WASHINGTON — People with disabilities are still being excluded from gainful employment and are still often being paid below the minimum wage, lawmakers were told during a hearing on Thursday conducted by the Senate Special Committee on Aging.  

“It is time we stop thinking about how we can work and who can not work and instead start thinking about what we can all do to help all people with a desire to work and get employment,” said Lauren Avellone, an associate professor at the Rehabilitation Research and Training Center at Virginia Commonwealth University “many of whom want to work and contribute significantly to our workforce.” 
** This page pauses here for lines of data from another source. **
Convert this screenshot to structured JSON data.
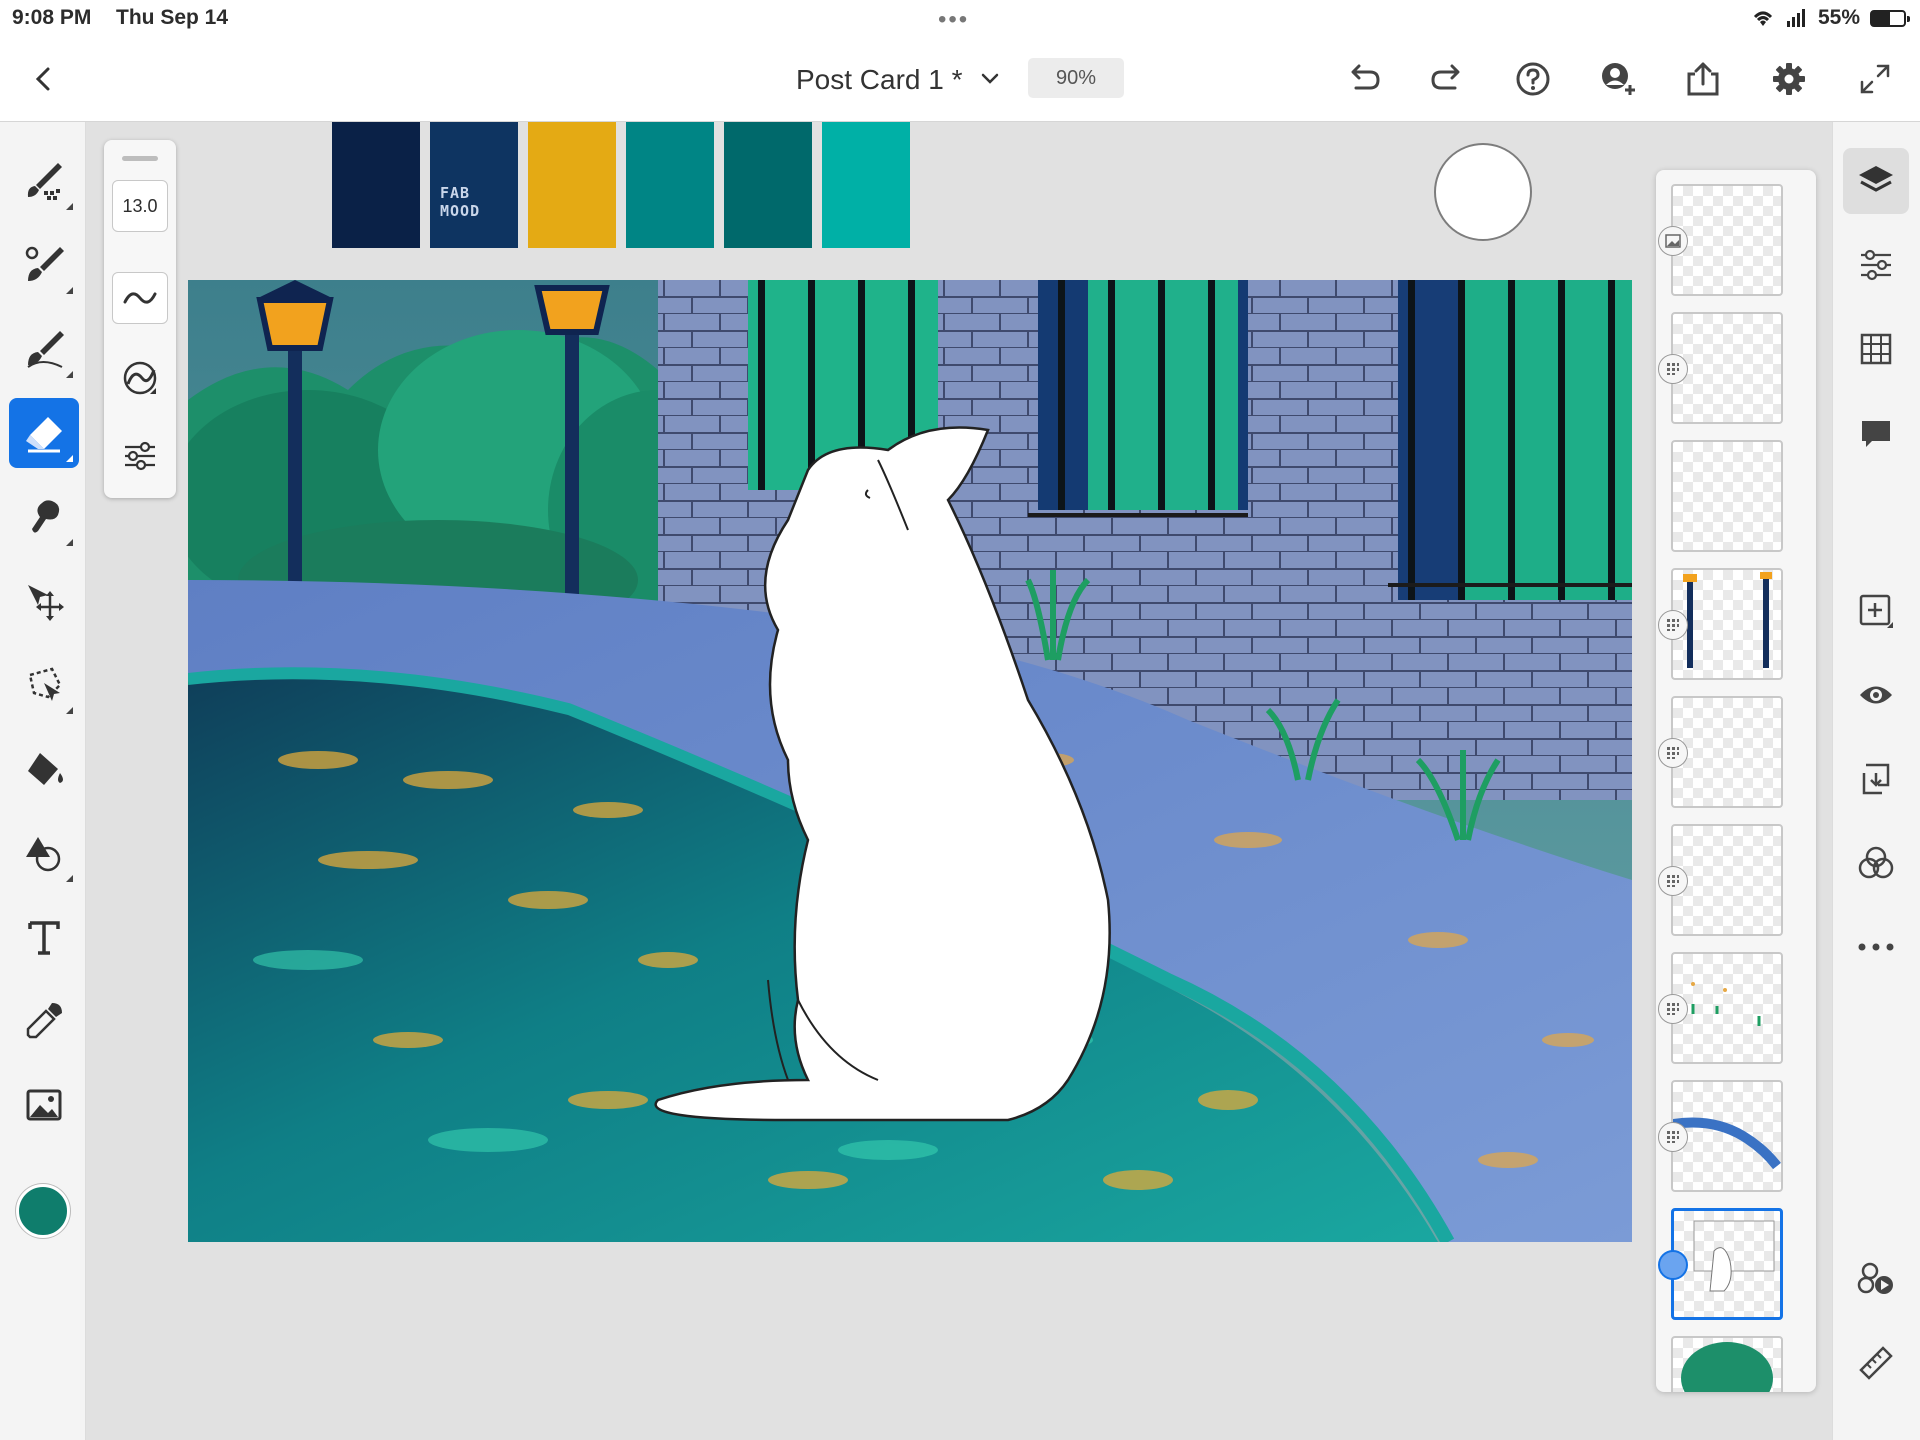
{
  "status_bar": {
    "time": "9:08 PM",
    "date": "Thu Sep 14",
    "dots": "•••",
    "battery": "55%",
    "battery_level": 0.55
  },
  "top_bar": {
    "title": "Post Card 1 *",
    "zoom": "90%"
  },
  "brush_panel": {
    "size": "13.0"
  },
  "palette": {
    "colors": [
      "#0a2147",
      "#0e3461",
      "#e4aa14",
      "#008585",
      "#00696b",
      "#00b0a6"
    ],
    "label_line1": "FAB",
    "label_line2": "MOOD"
  },
  "current_color": "#0f7d6c",
  "accent_color": "#1473e6",
  "left_tools": [
    "pixel-brush",
    "live-brush",
    "vector-brush",
    "eraser",
    "smudge",
    "transform",
    "selection",
    "fill",
    "liquify",
    "text",
    "eyedropper",
    "image-place"
  ],
  "right_tools": [
    "layers",
    "layer-properties",
    "grid",
    "comments",
    "add-layer",
    "visibility",
    "merge-down",
    "blend-mode",
    "more",
    "timelapse",
    "ruler"
  ],
  "layers": {
    "count": 10,
    "selected_index": 8
  }
}
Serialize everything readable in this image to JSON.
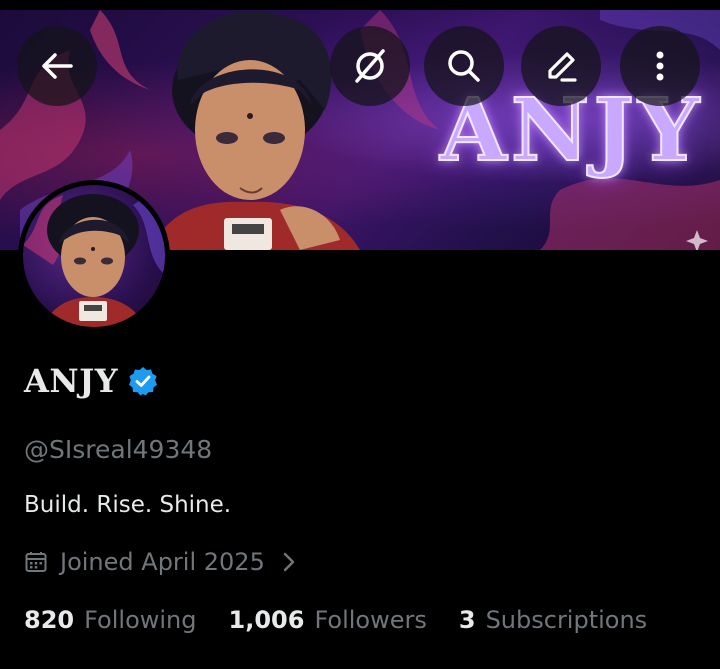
{
  "header": {
    "banner_title": "ANJY",
    "buttons": {
      "back": "back-arrow-icon",
      "grok": "grok-icon",
      "search": "search-icon",
      "edit": "edit-pencil-icon",
      "more": "more-vertical-icon"
    }
  },
  "profile": {
    "display_name": "ANJY",
    "verified": true,
    "handle": "@SIsreal49348",
    "bio": "Build. Rise. Shine.",
    "joined": "Joined April 2025"
  },
  "stats": [
    {
      "value": "820",
      "label": "Following"
    },
    {
      "value": "1,006",
      "label": "Followers"
    },
    {
      "value": "3",
      "label": "Subscriptions"
    }
  ],
  "colors": {
    "background": "#000000",
    "primary_text": "#e7e9ea",
    "secondary_text": "#71767b",
    "verified_blue": "#1d9bf0",
    "banner_purple": "#3a1468"
  }
}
Avellone noted in her written testimony that while 40.5% of individuals with disabilities were employed in January of 2024, it was “ alarmingly low” when compared to the 77.3% of people employed without disabilities. She recommended a number of changes, including eliminating so-called 14c certificates that allows companies to pay workers with disabilities less than the minimum wage.

Senators also heard horror stories from people with disabilities. Erin Willman described how she faced hardships when looking for work after losing her vision at age 15.

“Time and time again, I faced rejection, due to the fact people could see all the things I could not do instead of the things I could do,” she said. 

After going to a local Office of Rehabilitation, she was told she was never going to find competitive employment. 

“This made me question my worth,” she said. 

But with the help of her family members, she became the founder and CEO of Coffee Cane Company, which now hires people with disabilities so that they can have the same opportunities as others.  

Sen. Bob Casey (D-Pa.) said he is trying to pass a new law to help encourage companies to hire people with disabilities to work alongside those without disabilities. 

“People with all kinds of disabilities can work in a competitive integrated employment environment. It is shameful that people with disabilities are still being paid subminimum wages,” he said. “Thankfully, phasing out this discriminatory wage is a bipartisan priority.”

The proposed measure, called the Disability Employment Incentive Act, would expand three existing tax benefits to businesses that successfully hire and retain people with disabilities, Casey said.

According to Sen. Mike Braun (R-Ind.), there are currently over 1.8 million business owners with disabilities in the U.S. 

“We must continue to support these entrepreneurial individuals so that they can expand and support their own businesses,”  he said.